I have discovered a few things about stage three through working with our clients — it starts before you are ready, it lasts an indeterminate time, and the sooner you accept it the more options you have to make it amazing. Stage three is one of contrasts. While it may be a time of great gains through grandchildren, special interests and free time, it also leads to periods of loss of friends and capabilities.
One of the most complicated decisions that eventually needs to be made in stage three is where to live.
We have been working with several clients recently on helping them determine appropriate living arrangements. Some clients are steadfast in the belief that they want to stay in their house as long as possible. There are several reasons for wanting this — it is comfortable, it is something to which they are accustomed, they can't imagine what it would take to move. But it may also be because they don't want to give in too soon to their advancing age. We have seen staying in place work well. Clients have successfully hired home health care coordinators who work with a family member to determine their appropriate plan.

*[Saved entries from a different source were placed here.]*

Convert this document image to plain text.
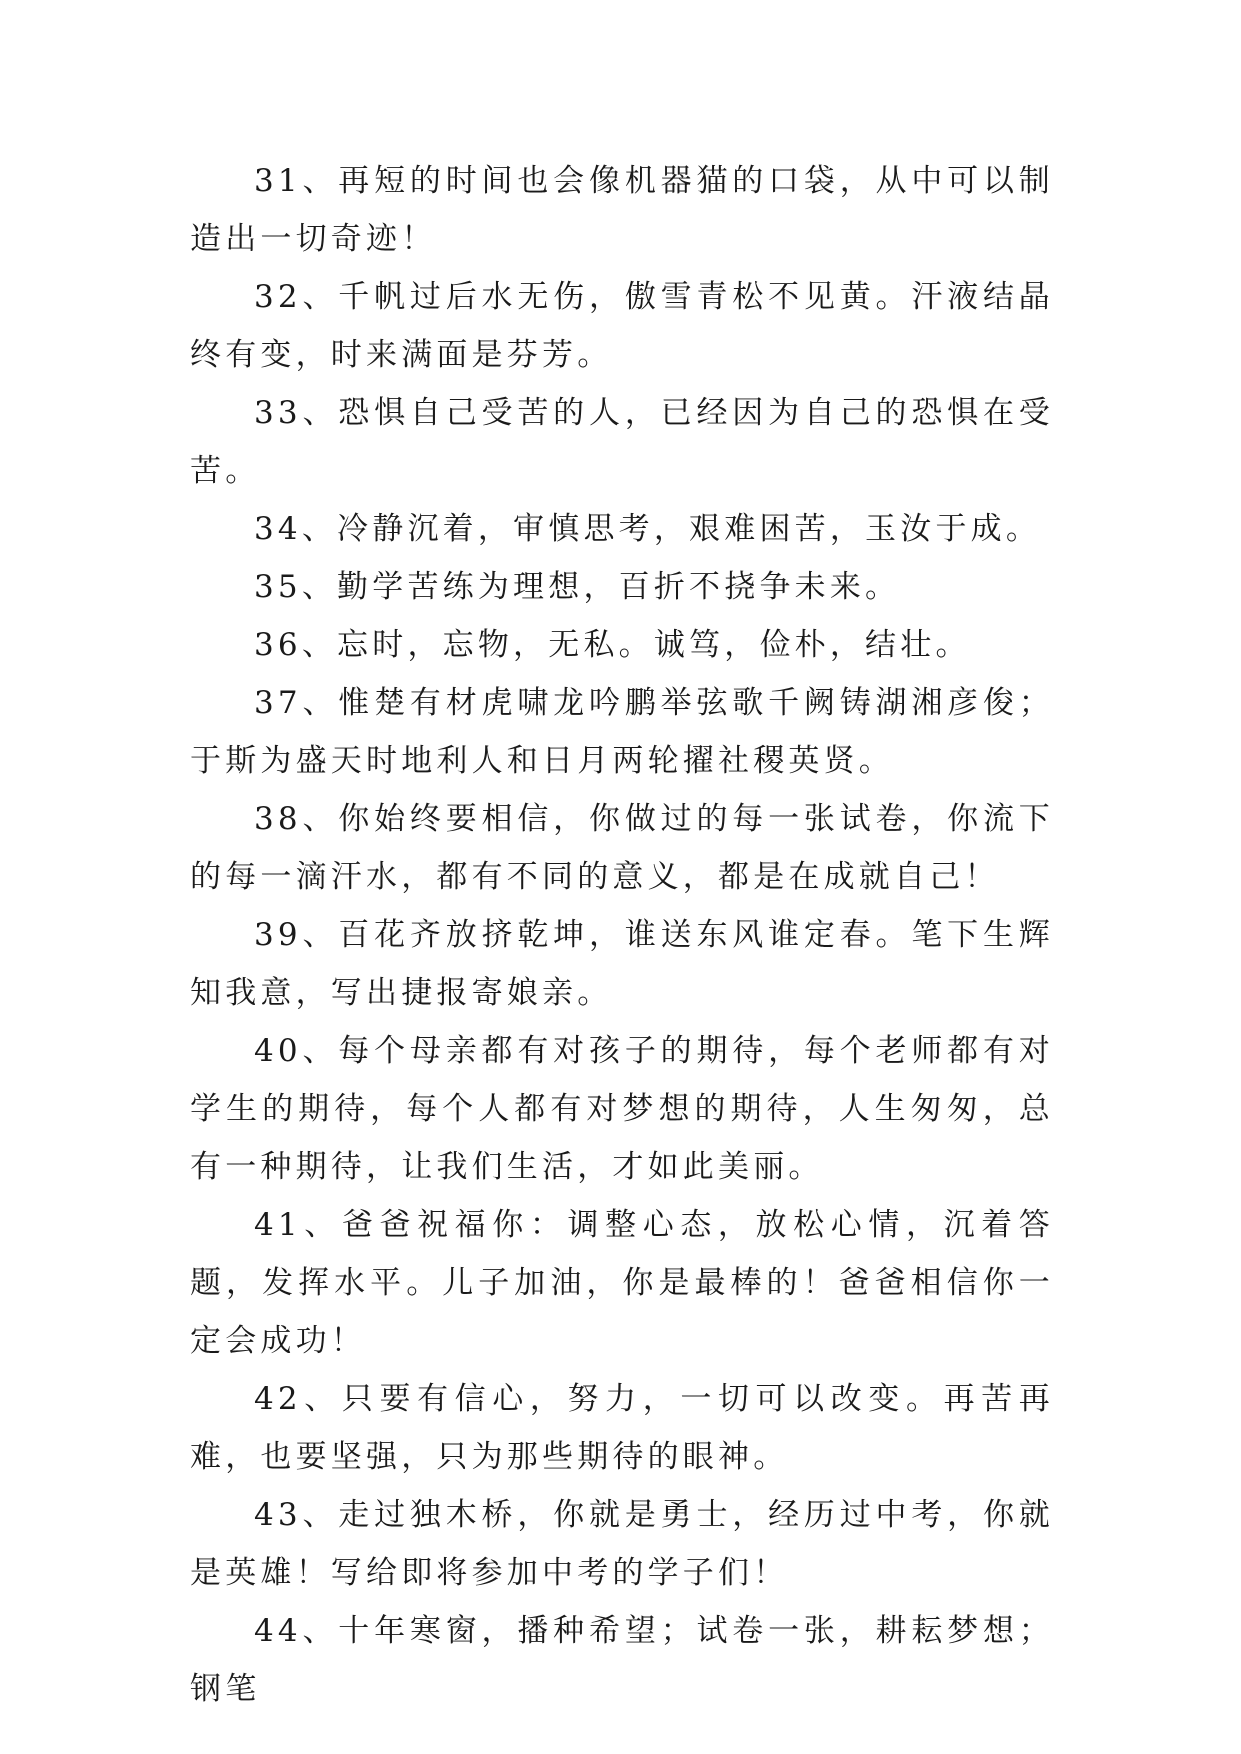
31、再短的时间也会像机器猫的口袋，从中可以制造出一切奇迹！

32、千帆过后水无伤，傲雪青松不见黄。汗液结晶终有变，时来满面是芬芳。

33、恐惧自己受苦的人，已经因为自己的恐惧在受苦。

34、冷静沉着，审慎思考，艰难困苦，玉汝于成。

35、勤学苦练为理想，百折不挠争未来。

36、忘时，忘物，无私。诚笃，俭朴，结壮。

37、惟楚有材虎啸龙吟鹏举弦歌千阙铸湖湘彦俊；于斯为盛天时地利人和日月两轮擢社稷英贤。

38、你始终要相信，你做过的每一张试卷，你流下的每一滴汗水，都有不同的意义，都是在成就自己！

39、百花齐放挤乾坤，谁送东风谁定春。笔下生辉知我意，写出捷报寄娘亲。

40、每个母亲都有对孩子的期待，每个老师都有对学生的期待，每个人都有对梦想的期待，人生匆匆，总有一种期待，让我们生活，才如此美丽。

41、爸爸祝福你：调整心态，放松心情，沉着答题，发挥水平。儿子加油，你是最棒的！爸爸相信你一定会成功！

42、只要有信心，努力，一切可以改变。再苦再难，也要坚强，只为那些期待的眼神。

43、走过独木桥，你就是勇士，经历过中考，你就是英雄！写给即将参加中考的学子们！

44、十年寒窗，播种希望；试卷一张，耕耘梦想；钢笔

We have also seen this not work well. As client couples begin to need additional care, it often falls on the healthier partner to provide it. And while tending to someone can be quite fulfilling, it can also be exhausting. The caretaker often feels tremendous guilt about their fatigue, making it hard to ask for help. In-town children may chip in, but this can lead to broader family issues around caring for aging parents. When one person eventually passes, the home can feel isolating for the survivor.

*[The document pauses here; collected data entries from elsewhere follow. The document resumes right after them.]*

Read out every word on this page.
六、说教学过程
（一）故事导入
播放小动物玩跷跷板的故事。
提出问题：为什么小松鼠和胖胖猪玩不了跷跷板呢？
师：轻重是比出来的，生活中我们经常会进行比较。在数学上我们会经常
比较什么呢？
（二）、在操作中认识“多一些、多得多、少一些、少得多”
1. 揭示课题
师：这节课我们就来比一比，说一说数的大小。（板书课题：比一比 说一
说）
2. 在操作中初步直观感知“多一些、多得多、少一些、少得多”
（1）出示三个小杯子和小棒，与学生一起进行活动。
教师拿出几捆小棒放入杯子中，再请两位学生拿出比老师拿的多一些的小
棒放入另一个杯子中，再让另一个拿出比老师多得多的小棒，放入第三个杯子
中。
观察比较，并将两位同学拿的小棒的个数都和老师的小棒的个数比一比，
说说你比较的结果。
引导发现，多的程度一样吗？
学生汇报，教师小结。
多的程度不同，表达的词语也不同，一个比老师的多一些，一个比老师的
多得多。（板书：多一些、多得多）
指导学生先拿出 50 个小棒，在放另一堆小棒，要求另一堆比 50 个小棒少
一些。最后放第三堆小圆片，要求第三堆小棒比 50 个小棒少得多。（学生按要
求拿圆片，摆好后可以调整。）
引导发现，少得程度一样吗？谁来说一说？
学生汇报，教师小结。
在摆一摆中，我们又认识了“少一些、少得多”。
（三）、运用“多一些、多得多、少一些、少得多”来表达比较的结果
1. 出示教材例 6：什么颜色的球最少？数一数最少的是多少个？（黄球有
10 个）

If you are not firmly entrenched in the growing old in "my" place concept, there are going to be a number of interesting options available to you. These are some things that our clients who have successfully made the transition have considered:
• Find a place where you feel you will develop a social network. Developing friendships is an antidote for loneliness and isolation that often can lead to health issues. In early stage three, you may look at the community when determining where you wish to retire. This is equally important when deciding the type of facility in which you may wish to spend your later days. We have had several couples who did not want to be separated move into places that had a memory care option where the partner suffering an early onset of dementia or Alzheimer's could eventually move. This enabled them to build relationships with people in similar situations and, far more important, created a sense of normalcy when it came time to move the other spouse because of their need for greater care. This permission was a tremendous relief to the spouse not suffering dementia.
• Traditional nursing homes are not the only options. We have had clients enter co-ops (where you pay for any in-home health services) and continuous care facilities (where you may move from independent living to assisted living as your needs change). These arrangements have meal plans, a variety of internal activities and active outings.